Abendblatt.de hält Sie über die Entwicklungen im deutschen und französischen Lager auf dem Laufenden:
Scholl entschuldigt sich für Siegenthaler
TV-Experte Mehmet Scholl hat sich für seine scharfe Kritik an DFB-Chefscout Urs Siegenthaler entschuldigt. „Diesen flapsigen Spruch Richtung Urs Siegenthaler hätte ich mir schenken können. Der war nicht angebracht“, sagte Scholl vor dem ersten EM-Halbfinale zwischen Wales und Portugal in der ARD und fügte hinzu: „Ich schaue die deutschen Spiele mit viel Emotion. Da passiert es, dass ich mal Gehirn-Schluckauf bekomme.“
Scholl hatte Siegenthaler nach dem deutschen Viertelfinalerfolg im Elfmeterschießen gegen Italien harsch angegriffen. „Der Herr Siegenthaler möge bitte seinen Job machen, morgens liegen bleiben, die anderen zum Training gehen lassen und nicht mit irgendwelchen Ideen...“, hatte der frühere Nationalspieler mit Blick auf die Systemumstellung von Löw gegen die „Squadra Azzurra“ gesagt und dafür viel Kritik geerntet. Auch Löw und Nationalmannschaftsmanager Oliver Bierhoff hatten sich verärgert gezeigt.
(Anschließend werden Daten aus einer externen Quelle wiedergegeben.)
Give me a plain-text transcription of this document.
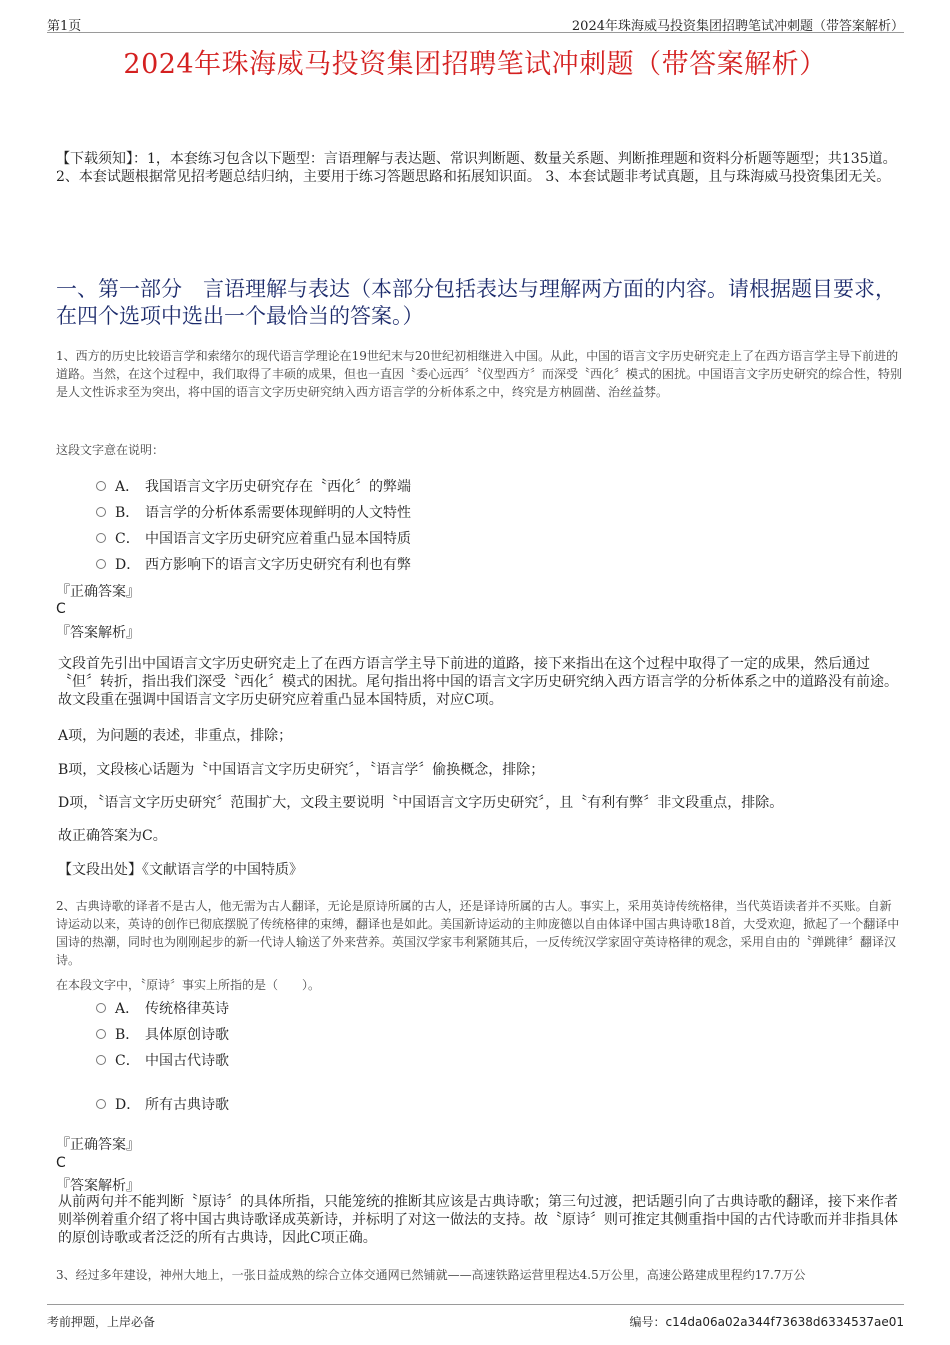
第1页	2024年珠海威马投资集团招聘笔试冲刺题（带答案解析）
2024年珠海威马投资集团招聘笔试冲刺题（带答案解析）
【下载须知】：1，本套练习包含以下题型：言语理解与表达题、常识判断题、数量关系题、判断推理题和资料分析题等题型；共135道。 2、本套试题根据常见招考题总结归纳，主要用于练习答题思路和拓展知识面。 3、本套试题非考试真题，且与珠海威马投资集团无关。
一、第一部分　言语理解与表达（本部分包括表达与理解两方面的内容。请根据题目要求，在四个选项中选出一个最恰当的答案。）
1、西方的历史比较语言学和索绪尔的现代语言学理论在19世纪末与20世纪初相继进入中国。从此，中国的语言文字历史研究走上了在西方语言学主导下前进的道路。当然，在这个过程中，我们取得了丰硕的成果，但也一直因〝委心远西〞〝仪型西方〞而深受〝西化〞模式的困扰。中国语言文字历史研究的综合性，特别是人文性诉求至为突出，将中国的语言文字历史研究纳入西方语言学的分析体系之中，终究是方枘圆凿、治丝益棼。
这段文字意在说明：
A． 我国语言文字历史研究存在〝西化〞的弊端
B． 语言学的分析体系需要体现鲜明的人文特性
C． 中国语言文字历史研究应着重凸显本国特质
D． 西方影响下的语言文字历史研究有利也有弊
『正确答案』
C
『答案解析』
文段首先引出中国语言文字历史研究走上了在西方语言学主导下前进的道路，接下来指出在这个过程中取得了一定的成果，然后通过〝但〞转折，指出我们深受〝西化〞模式的困扰。尾句指出将中国的语言文字历史研究纳入西方语言学的分析体系之中的道路没有前途。故文段重在强调中国语言文字历史研究应着重凸显本国特质，对应C项。
A项，为问题的表述，非重点，排除；
B项，文段核心话题为〝中国语言文字历史研究〞，〝语言学〞偷换概念，排除；
D项，〝语言文字历史研究〞范围扩大，文段主要说明〝中国语言文字历史研究〞，且〝有利有弊〞非文段重点，排除。
故正确答案为C。
【文段出处】《文献语言学的中国特质》
2、古典诗歌的译者不是古人，他无需为古人翻译，无论是原诗所属的古人，还是译诗所属的古人。事实上，采用英诗传统格律，当代英语读者并不买账。自新诗运动以来，英诗的创作已彻底摆脱了传统格律的束缚，翻译也是如此。美国新诗运动的主帅庞德以自由体译中国古典诗歌18首，大受欢迎，掀起了一个翻译中国诗的热潮，同时也为刚刚起步的新一代诗人输送了外来营养。英国汉学家韦利紧随其后，一反传统汉学家固守英诗格律的观念，采用自由的〝弹跳律〞翻译汉诗。
在本段文字中，〝原诗〞事实上所指的是（　　）。
A． 传统格律英诗
B． 具体原创诗歌
C． 中国古代诗歌
D． 所有古典诗歌
『正确答案』
C
『答案解析』
从前两句并不能判断〝原诗〞的具体所指，只能笼统的推断其应该是古典诗歌；第三句过渡，把话题引向了古典诗歌的翻译，接下来作者则举例着重介绍了将中国古典诗歌译成英新诗，并标明了对这一做法的支持。故〝原诗〞则可推定其侧重指中国的古代诗歌而并非指具体的原创诗歌或者泛泛的所有古典诗，因此C项正确。
3、经过多年建设，神州大地上，一张日益成熟的综合立体交通网已然铺就——高速铁路运营里程达4.5万公里，高速公路建成里程约17.7万公
考前押题，上岸必备	编号：c14da06a02a344f73638d6334537ae01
Löw: Scheinsteiger in der Startelf
Kapitän Bastian Schweinsteiger wird gegen Frankreich in der Startelf stehen. "Er wird definitiv beginnen. Er hat die Physis und die Kraft, von Anfang an zu spielen. In so einem Hexenkessel ist seine Erfahrung enorm wichtig", sagte Bundestrainer Joachim Löw.
Deschamps gibt erste Details preis
Während Fußball-Deutschland nicht erst seit Mehmet Scholls Tirade rund um das Spiel gegen Italien über die Anpassung der deutschen Taktik fachsimpelt, ist Frankreichs Trainer Didier Deschamps in diesem Punkt ganz klar. Der 47-Jährige will seine Équipe tricolore nicht nur nach Deutschland ausrichten. "Trotz allem Respekt, den wir vor dem Weltmeister haben, wollen wir unser Spiel durchziehen“, betonte der Trainer der Équipe tricolore am Mittwoch.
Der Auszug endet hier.